Malefícios da gordura hidrogenada

A pedido do leitor Beto Dalleprane, o texto de hoje fará referência aos malefícios da gordura hidrogenada. Tema bastante pertinente, uma vez que seu consumo impacta na saúde, tanto no desenvolvimento de doenças crônicas quanto no estado nutricional e sua participação na dieta contemporânea tem marcado o padrão alimentar da população através dos alimentos industrializados.

O processo de hidrogenação de óleos, que consiste na adição de hidrogênio na molécula, foi desenvolvido com a função de modificar óleos vegetais líquidos em gordura de consistência mais firme, o que leva à formação dos ácidos graxos trans. Assim sendo, a gordura hidrogenada é considerada a maior fonte desses ácidos graxos.

O conteúdo de ácidos graxos trans de cada produto pode variar de acordo com o grau de hidrogenação da matéria-prima gordurosa utilizada em sua fabricação. Sua finalidade é dar estabilidade no sabor e textura e aumentar o prazo de validade dos alimentos como margarinas, massas e recheios de biscoitos, sorvetes cremosos, formulações para sopas e cremes, produtos de panificação e frituras. Além disso, estão presentes naturalmente, em pequenas quantidades, em alimentos oriundos de animais ruminantes.

A gordura trans atua no organismo elevando triglicerídios, LDL (colesterol ruim) e diminuindo o HDL (colesterol bom), o que aumenta os riscos de doenças cardiovasculares e várias outras disfunções metabólicas, como a inibição do metabolismo de ácidos graxos essenciais, que pode também afetar o crescimento intra-uterino. A aterosclerose também tem como uma das causas, a presença desta gordura na ingestão alimentar.

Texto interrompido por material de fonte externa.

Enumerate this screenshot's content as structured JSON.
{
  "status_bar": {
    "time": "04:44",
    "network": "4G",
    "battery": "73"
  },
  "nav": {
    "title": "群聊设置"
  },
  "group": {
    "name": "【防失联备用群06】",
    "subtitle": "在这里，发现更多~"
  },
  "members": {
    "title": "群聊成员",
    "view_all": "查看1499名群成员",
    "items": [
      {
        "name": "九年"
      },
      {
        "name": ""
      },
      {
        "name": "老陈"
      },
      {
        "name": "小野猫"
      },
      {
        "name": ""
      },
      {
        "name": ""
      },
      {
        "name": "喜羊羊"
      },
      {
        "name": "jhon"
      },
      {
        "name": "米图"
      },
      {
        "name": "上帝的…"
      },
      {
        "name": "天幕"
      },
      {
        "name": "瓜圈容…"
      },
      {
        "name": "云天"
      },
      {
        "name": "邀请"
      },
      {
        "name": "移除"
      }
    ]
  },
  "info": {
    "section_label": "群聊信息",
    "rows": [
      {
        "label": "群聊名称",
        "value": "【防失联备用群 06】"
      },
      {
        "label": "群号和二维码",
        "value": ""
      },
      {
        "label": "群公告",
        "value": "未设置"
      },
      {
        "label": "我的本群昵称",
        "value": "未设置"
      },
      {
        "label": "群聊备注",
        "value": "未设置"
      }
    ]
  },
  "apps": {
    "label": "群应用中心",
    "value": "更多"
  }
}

Os ácidos graxos essenciais são o ômega-3 (ácido linolênico) e o ômega-6 (ácido linoleico). Eles estão presentes em alguns alimentos, como: peixes de água fria, linhaça, nozes, óleos vegetais e alguns vegetais. Estão associados à prevenção de doenças cardíacas, pois reduzem os níveis de triglicerídeos e colesterol, além de auxiliar no desenvolvimento da função visual e cerebral.

Em 2003, a Organização Mundial de Saúde (OMS) publicou a Estratégia para Dieta e Nutrição na Prevenção de Doenças Crônicas, preconizando o consumo diário de menos de 1% de gordura trans, o que corresponde aproximadamente a 2g/dia em uma ingestão de 2000kcal/dia.

Já em 2004, no lançamento da Estratégia Global para Promoção de Alimentação Saudável, a OMS definiu como meta a eliminação do consumo de gordura trans industrial, e em 2007, após uma atualização científica sobre gordura trans, recomendou que os países que tinham como limite tolerável o consumo diário de 1%, fizessem uma revisão sobre esta recomendação, que encontrava-se em vigor em muitos países, entre eles o Brasil. Assim fez a Organização Pan-Americana de Saúde (OPAS), que apresentou em 2007 recomendações para a eliminação da gordura trans produzida industrialmente.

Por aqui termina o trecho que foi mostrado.